Mortality inequalities across the ditch: what has changed in a generation? — ASN Events

Mortality inequalities across the ditch: what has changed in a generation? (16750)

Malcolm Campbell 1 , Christopher Bowie 1 , Simon Kingham 1 , John McCarthy 1
  1. University of Canterbury, Christchurch, New Zealand

The determinants of health and mortality inequalities in New Zealand and Australia have been subjected to research, with the influence of a range of socio-economic and demographic influences (deprivation, social class, ethnicity) receiving notable attention. Both countries are considered privileged, positioned amongst the world leaders in rankings of mortality and life expectancy. This paper reports on observed rates of mortality and views how the countries have fared over time with respect to one another.


This study derives comparable rates of mortality for both New Zealand and Australia, disaggregated by age and sex for the time period 1948-2008. The age-standardised rates are visualised using the Lexis mapping software program, showing the relative differences between the countries over time whilst simultaneously highlighting age, period and cohort effects.

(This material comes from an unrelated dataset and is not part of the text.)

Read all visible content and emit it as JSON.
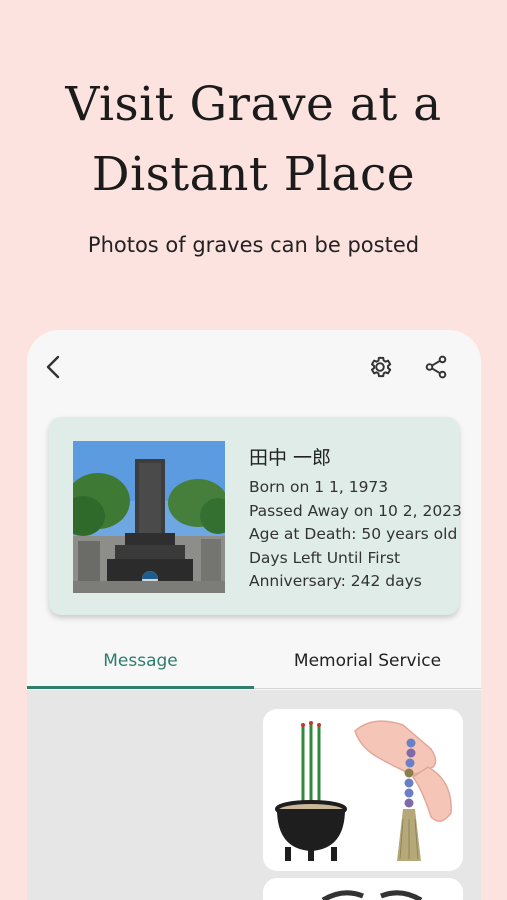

Relative to Australia, New Zealand had advantageous rates of mortality across almost all age groups between the years 1948 and 1980 (approximately). For both sexes, a reversal of fortunes in New Zealand has followed relative to Australia. For example, for younger males in New Zealand, the reversal is apparent. Over the period observed males aged 10-20 in New Zealand have moved from an advantageous position of having a mortality rate 20% lower than Australia to a relative position of 50% higher.


The social and economic forces in both New Zealand and Australia which may have driven the divergence require further scrutiny. It could be argued, that one key element changing relative mortality fortunes are processes of selective migration and the large-scale population movements between the two countries as well as broader economic factors. These findings have important implications for policy formation and service planning, if the inequality in mortality is to be addressed.